La disparition des commerces est-elle une fatalité ?
Vincent Chabault, sociologue : Tous les secteurs ne sont pas concernés par la
retail apocalypse,
c’est-à-dire «l’apocalypse du commerce». Certes, aux Etats-Unis ce
mouvement touche des chaînes de type Sears, GAP ou Forever 21
[marques de prêt-à-porter grande distribution, ndlr]
qui doivent fermer de nombreuses boutiques. Quelque 9 000 points de
vente ont dû mettre la clé sous la porte en 2019. En France aussi les
ventes «physiques» s’érodent au profit du e-commerce. En 2018, 64 % des
Français ont déclaré avoir effectué un achat en ligne contre
seulement 36 % en 2008. Mais le magasin demeure un lieu
d’approvisionnement central dans la vie de l’individu. En dépit de la
digitalisation des courses, les achats hors du domicile représentent
encore vingt-trois minutes par jour en moyenne, en particulier pour
l’alimentaire. Malgré l’«amazonisation» de la consommation, c’est-à-dire
la croissance des ventes en ligne (8,5 % du commerce de détail) et
l’accoutumance progressive aux plateformes, la survie du commerce
physique repose aussi sur les fonctions sociales assurées par le
magasin.
Quelles sont-elles ?
Le magasin est un espace de sociabilité important dans le quotidien
du consommateur. C’est un lieu d’animation, un repère géographique, une
occupation et même un objet de discussion. Des relations s’y créent, des
normes s’y diffusent et des pratiques s’y structurent. Il sert de cadre
à la construction identitaire de l’individu. Les sociologues se sont
peu intéressés aux magasins, les considérant avant tout comme des lieux
d’écoulement de la production capitaliste. Il s’y joue pourtant des
processus sociaux qui méritent d’être mieux examinés. Dans
la Société de consommation,
Baudrillard montre comment la consommation de masse est devenue un
élément structurant des relations sociales. Dans cette approche, la
consommation n’est plus un simple moyen de satisfaire des besoins mais
répond aussi à un désir d’appartenance et de différenciation. L’appareil
commercial doit être associé à ces réflexions, et Baudrillard proposait
d’ailleurs une description du nouveau centre Parly 2, inauguré en 1969.

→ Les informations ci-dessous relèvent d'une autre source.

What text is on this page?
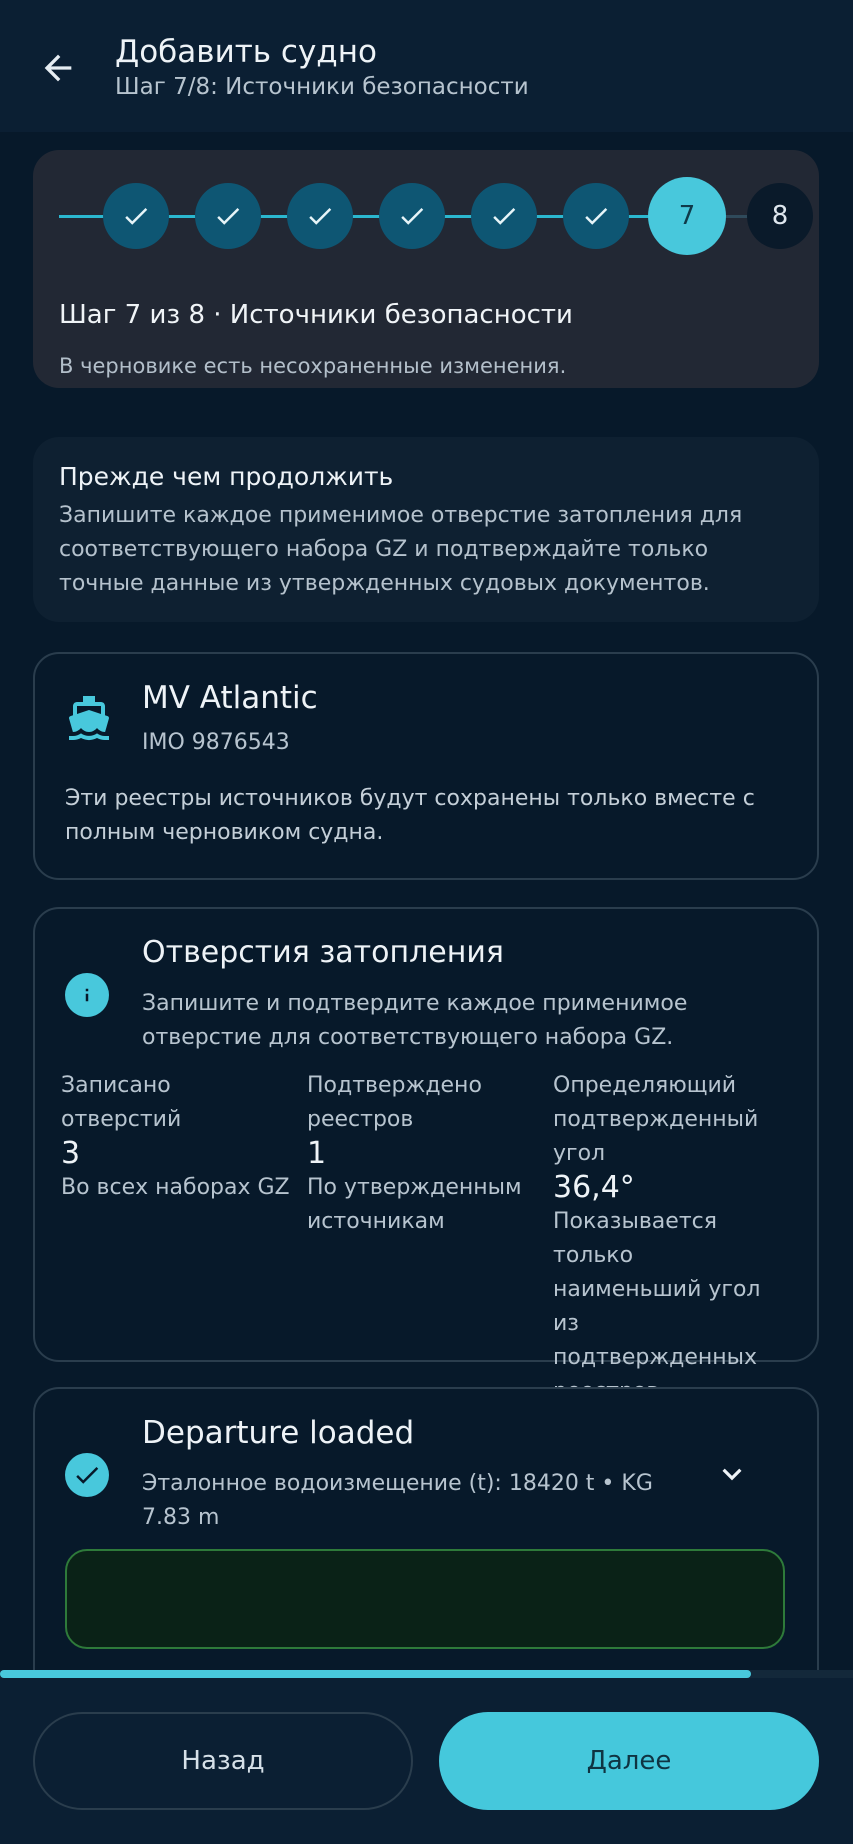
Добавить судно
Шаг 7/8: Источники безопасности
7	8
Шаг 7 из 8 · Источники безопасности
В черновике есть несохраненные изменения.
Прежде чем продолжить
Запишите каждое применимое отверстие затопления для соответствующего набора GZ и подтверждайте только точные данные из утвержденных судовых документов.
MV Atlantic
IMO 9876543
Эти реестры источников будут сохранены только вместе с полным черновиком судна.
Отверстия затопления
Запишите и подтвердите каждое применимое отверстие для соответствующего набора GZ.
Записано отверстий
3
Во всех наборах GZ
Подтверждено реестров
1
По утвержденным источникам
Определяющий подтвержденный угол
36,4°
Показывается только наименьший угол из подтвержденных
Departure loaded
Эталонное водоизмещение (t): 18420 t • KG 7.83 m
Назад	Далее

Vous vous intéressez tout particulièrement
au commerce de livres dans vos travaux. En quoi ce secteur illustre-t-il
votre propos ?
En 1995, Amazon débute par le commerce de livres. Malgré beaucoup de
difficultés depuis, les librairies n’ont pas disparu. Même aux
Etats-Unis, la librairie indépendante se maintient, ses parts de marché
progressent tandis que les chaînes comme Borders ont fait faillite. En
France, le réseau indépendant se maintient également. Il y a des
créations de librairies et des reprises. La librairie, au même titre que
le magasin bio, peut être un lieu d’engagement, et plus globalement un
espace de définition de son profil culturel. On ne va pas forcément
aller acheter un livre sur le régime en librairie, contrairement au beau
livre qu’on souhaite offrir et qu’on va se procurer sur place pour
diverses raisons intellectuelles et pratiques (le conseil, le papier
cadeau), mais aussi parce que cela flatte le «moi» culturel.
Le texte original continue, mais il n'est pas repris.